Les négociations dans les branches professionnelles sur les contrats courts n'ont pas eu le succès escompté par les partenaires sociaux. On cite volontiers le cas de l'hôtellerie-restauration qui figure pourtant parmi les secteurs où le recours aux CDD de très courte durée est massif. Selon les chiffres de la profession elle-même, les contrats de moins d'un mois sont passés de 1,5 million à 3,8 millions en dix ans.
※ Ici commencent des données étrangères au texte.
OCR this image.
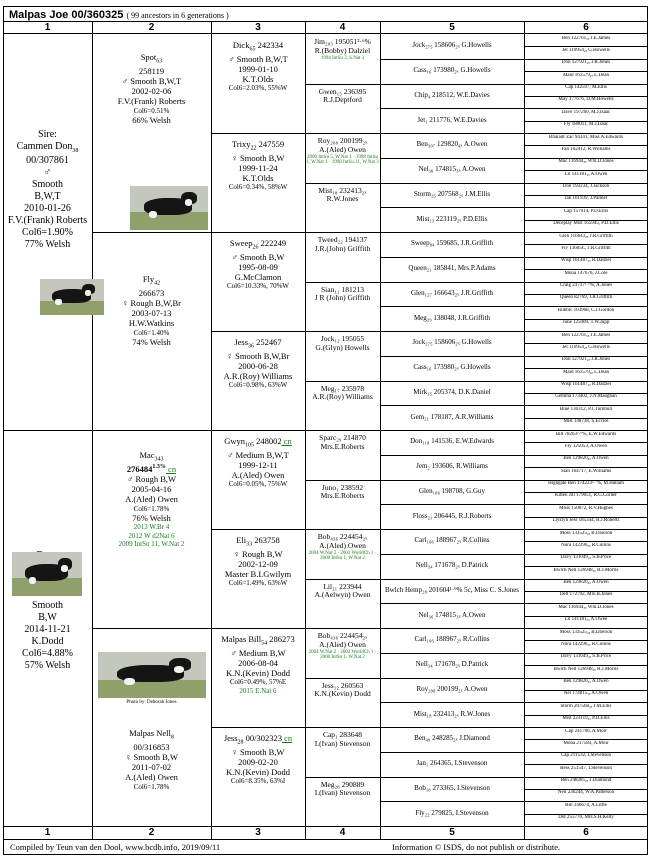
Malpas Joe 00/360325 ( 99 ancestors in 6 generations )
1
1
2
2
3
3
4
4
5
5
6
6
Sire:
Cammen Don$_{38}$
00/307861
♂
Smooth
B,W,T
2010-01-26
F.V.(Frank) Roberts
Col6=1.90%
77% Welsh
Smooth
B,W
2014-11-21
K.Dodd
Col6=4.88%
57% Welsh
Spot$_{63}$
258119
♂ Smooth B,W,T
2002-02-06
F.V.(Frank) Roberts
Col6=0.51%
66% Welsh
Fly$_{42}$
266673
♀ Rough B,W,Br
2003-07-13
H.W.Watkins
Col6=1.40%
74% Welsh
Mac$_{343}$
$276484^{1.3\%}$ cn
♂ Rough B,W
2005-04-16
A.(Aled) Owen
Col6=1.78%
76% Welsh
2013 W.Br 4
2012 W d2Nat 6
2009 IntSu 11, W.Nat 2
Photo by: Deborah Jones
Malpas Nell$_8$
00/316853
♀ Smooth B,W
2011-07-02
A.(Aled) Owen
Col6=1.78%
Dick$_{65}$ 242334
♂ Smooth B,W,T
1999-01-10
K.T.Olds
Col6=2.03%, 55%W
Trixy$_{22}$ 247559
♀ Smooth B,W
1999-11-24
K.T.Olds
Col6=0.34%, 58%W
Sweep$_{26}$ 222249
♂ Smooth B,W
1995-08-09
G.McClamon
Col6=10.33%, 70%W
Jess$_{36}$ 252467
♀ Smooth B,W,Br
2000-06-28
A.R.(Roy) Williams
Col6=0.98%, 63%W
Gwyn$_{105}$ 248002 cn
♂ Medium B,W,T
1999-12-11
A.(Aled) Owen
Col6=0.05%, 75%W
Eli$_{33}$ 263758
♀ Rough B,W
2002-12-09
Master B.I.Gwilym
Col6=1.49%, 63%W
Malpas Bill$_{54}$ 286273
♂ Medium B,W
2006-08-04
K.N.(Kevin) Dodd
Col6=0.49%, 57%E
2015 E.Nat 6
Jess$_{28}$ 00/302323 cn
♀ Smooth B,W
2009-02-20
K.N.(Kevin) Dodd
Col6=8.35%, 63%I
Jim₂₀₃ 195051²·⁶%
R.(Bobby) Dalziel
1994 IntSu 3, S.Nat 3
Gwen₁₅ 236395
R.J.Deptford
Roy₂₀₈ 200199₂ₓ
A.(Aled) Owen
2000 IntSu 5, W.Nat 1 · 1998 IntSu 1, W.Nat 1 · 1998 IntSu 11, W.Nat 3
Mist₁₈ 232413₂ₓ
R.W.Jones
Tweed₂₂ 194137
J.R.(John) Griffith
Sian₁₁ 181213
J R (John) Griffith
Jock₁₂ 195055
G.(Glyn) Howells
Meg₁₇ 235978
A.R.(Roy) Williams
Sparc₂₉ 214870
Mrs.E.Roberts
Juno₁ 238592
Mrs.E.Roberts
Bob₄₃₆ 224454₂ₓ
A.(Aled) Owen
2004 W.Nat 2 · 2002 WorldCh 1 · 2000 IntSu 1, W.Nat 2
Lil₂₁ 223944
A.(Aelwyn) Owen
Bob₄₃₆ 224454₂ₓ
A.(Aled) Owen
2004 W.Nat 2 · 2002 WorldCh 1 · 2000 IntSu 1, W.Nat 2
Jess₁₂ 260563
K.N.(Kevin) Dodd
Cap₁ 283648
I.(Ivan) Stevenson
Meg₂₈ 290889
I.(Ivan) Stevenson
Jock₂₇₅ 158606₂ₓ G.Howells
Cass₁₆ 173980₂ₓ G.Howells
Chip₄ 218512, W.E.Davies
Jet₁ 211776, W.E.Davies
Ben₃₀₇ 129820₄ₓ A.Owen
Nel₃₆ 174815₃ₓ A.Owen
Storm₂₅ 207568₂ₓ J.M.Ellis
Mist₁₃ 223119₂ₓ P.D.Ellis
Sweep₈₄ 159685, J.R.Griffith
Queen₂₁ 185841, Mrs.P.Adams
Glen₁₂₇ 166643₂ₓ J.R.Griffith
Meg₂₉ 138048, J.R.Griffith
Jock₂₇₅ 158606₂ₓ G.Howells
Cass₁₆ 173980₂ₓ G.Howells
Mirk₁₅ 205374, D.K.Daniel
Gem₂₁ 178187, A.R.Williams
Don₁₁₈ 141536, E.W.Edwards
Jem₂ 193606, R.Williams
Glen₁₀₆ 198708, G.Guy
Floss₂₁ 206445, R.J.Roberts
Carl₁₆₆ 188967₂ₓ R.Collins
Nell₃₄ 171678₂ₓ D.Patrick
Bwlch Hemp₂₈ 201604¹·⁹% 5c, Miss C. S.Jones
Nel₃₆ 174815₃ₓ A.Owen
Carl₁₆₆ 188967₂ₓ R.Collins
Nell₃₄ 171678₂ₓ D.Patrick
Roy₂₀₈ 200199₂ₓ A.Owen
Mist₁₈ 232413₂ₓ R.W.Jones
Ben₄₉ 248285₂ₓ J.Diamond
Jan₁ 264365, I.Stevenson
Bob₁₈ 273365, I.Stevenson
Fly₂₂ 279825, I.Stevenson
Ben 122761₅ₓ J.E.James
Jet 110954₂ₓ G.Howells
Don 127921₂ₓ J.R.Jones
Maid 161579₂ₓ L.Dean
Cap 142597, M.Ellis
May 177676, D.M.Howells
Dave 197260, M.J.Isaac
Fly 189011, M.J.Isaac
Rhaiadr Zac 94341, Miss A.Edwards
Fan 102412, R.Williams
Mac 116944₃ₓ Wm.D.Jones
Lil 141181₃ₓ A.Owen
Don 193234, J.Jackson
Jan 161939, J.Palmer
Cap 157014, P.D.Ellis
Deceplay Mist 165945, P.D.Ellis
Glen 116643₂ₓ J.R.Griffith
Fly 13605C, J.R.Griffith
Wisp 161487₂ₓ R.Dalziel
Mona 147676, J.Cole
Craig 23737²·⁵%, A.Jones
Queen 82769, J.R.Griffith
Rubbic 103968, C.J.Gordon
June 125009, T.W.Jupp
Ben 122761₅ₓ J.E.James
Jet 110954₂ₓ G.Howells
Don 127921₂ₓ J.R.Jones
Maid 161579₂ₓ L.Dean
Wisp 161487₂ₓ R.Dalziel
Gemma 173402, J.N.Maughan
Blue 130312, P.J.Turnbull
Mist 148738, S.Eccles
Bill 78263²·⁰%, E.W.Edwards
Fly 125053, A.Owen
Ben 129820₄ₓ A.Owen
Sian 164717, E.Williams
Highgate Ben 174223²·⁷%, M.Hallam
Kitten Jill 179051, R.G.Corner
Moss 150072, R.V.Hughes
Llysfyn Jess 185344, R.J.Roberts
Moss 133525₂ₓ B.Dawson
Nora 142296₂ₓ R.Collins
Davy 131049₂ₓ S.B.Price
Bwlch Nell 126948₂ₓ R.J.Morris
Ben 129820₄ₓ A.Owen
Dell 172792, Mrs.B.Jones
Mac 116944₃ₓ Wm.D.Jones
Lil 141181₃ₓ A.Owen
Moss 133525₂ₓ B.Dawson
Nora 142296₂ₓ R.Collins
Davy 131049₂ₓ S.B.Price
Bwlch Nell 126948₂ₓ R.J.Morris
Ben 129820₄ₓ A.Owen
Nel 174815₃ₓ A.Owen
Storm 207568₂ₓ J.M.Ellis
Mist 223119₂ₓ P.D.Ellis
Cap 241706, A.Moir
Mona 217583, A.Moir
Cap 211532, I.Stevenson
Bess 251547, I.Stevenson
Ben 248285₂ₓ J.Diamond
Nell 236244, W.A.Patterson
Bill 246674, A.Little
Dot 255770, Mrs.S.H.Kelly
Compiled by Teun van den Dool, www.bcdb.info, 2019/09/11	Information © ISDS, do not publish or distribute.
Pourtant, l'Union des métiers et des industries de l'hôtellerie (Umih), qui regroupe 740.000 salariés, n'est pas restée les bras croisés ces derniers mois. Et le syndicat professionnel a décidé, au vu de la tournure prise par la négociation sur la réforme de l'assurance-chômage, de dévoiler plus tôt qu'il ne l'avait initialement prévu sa proposition, qui vise à sécuriser les parcours professionnels des salariés en contrats de courte durée.

Flexibilité de la demande

L'Umih, comme la plupart des branches professionnelles, refuse le bonus-malus que l'exécutif menace de mettre en oeuvre si la négociation sur l'assurance-chômage échoue. Pour le syndicat, le recours aux contrats courts est intrinsèquement lié aux besoins de flexibilité du secteur, eux-mêmes découlant des exigences des clients de plus en plus habitués à commander ou réserver au dernier moment.

Pour l'Umih, « face à un marché du travail contraint par les comportements de consommation, on a mis en place un système totalement inadapté, sans garde-fou ». Les effets pervers et les surcoûts entraînés par la « permittence » ne sont donc pas éludés par le syndicat. Et c'est justement pour les supprimer qu'il propose de créer un nouveau contrat de travail.

Baptisé « contrat de mobilités », il s'agirait d'un contrat « ombrelle » à durée indéterminée, porté par une plate-forme agréée par la branche et qui regrouperait les différentes missions d'un salarié pour différents établissements. Une durée maximum de recours serait imposée pour un même employeur.

Une contribution « sécurisation »

Le coût social de cette flexibilité serait assumé par l'employeur via un double abondement : une cotisation à l'assurance-chômage au taux classique de 4,05 % du salaire brut, à laquelle s'ajouterait une contribution « sécurisation » sur un compte en euros dont le travailleur pourrait disposer librement lorsqu'il est en inter-missions. Il faudrait encore ajouter des frais de fonctionnement pour la plate-forme en question et un abondement du compte personnel de formation qui représenterait un pourcentage de la rémunération brute du salarié. Ce pourcentage, de même que celui de la contribution « sécurisation », n'a pas été encore fixé.

Pour le salarié, l'indemnisation entre deux missions serait au même niveau que celle qu'il perçoit aujourd'hui entre deux CDD. La grande différence, c'est que Pôle emploi ne verserait qu'une partie de l'indemnisation due au salarié. Le complément étant assuré par la contribution « sécurisation » de l'employeur.

L'intérêt du dispositif est de transférer une partie du coût de la flexibilité de l'Unédic vers l'employeur (à moindres frais qu'avec l'intérim). En d'autres termes, l'Umih accepte de renchérir le coût du travail avec une surcotisation, si cette dernière permet d'assurer la flexibilité de la main-d'oeuvre, la simplicité administrative et la sécurité juridique des contrats en question.

Pour l'Umih, il s'agit de faire la démonstration que le secteur est prêt à bouger sur les contrats courts, bien qu'il soit resté silencieux jusqu'à présent. Par souci de présenter un produit le plus fini possible. Mais aussi par crainte que ce dispositif, qui fait de l'ombre à l'intérim, ne soit tué dans l'oeuf par certaines fédérations avant d'avoir vu le jour. Le fait que le Medef et la CPME aient voulu quitter la table des négociations la semaine dernière a aussi précipité le calendrier de l'Umih, qui redoute une reprise en main par l'Etat et par ricochet la mise en oeuvre d'un bonus-malus.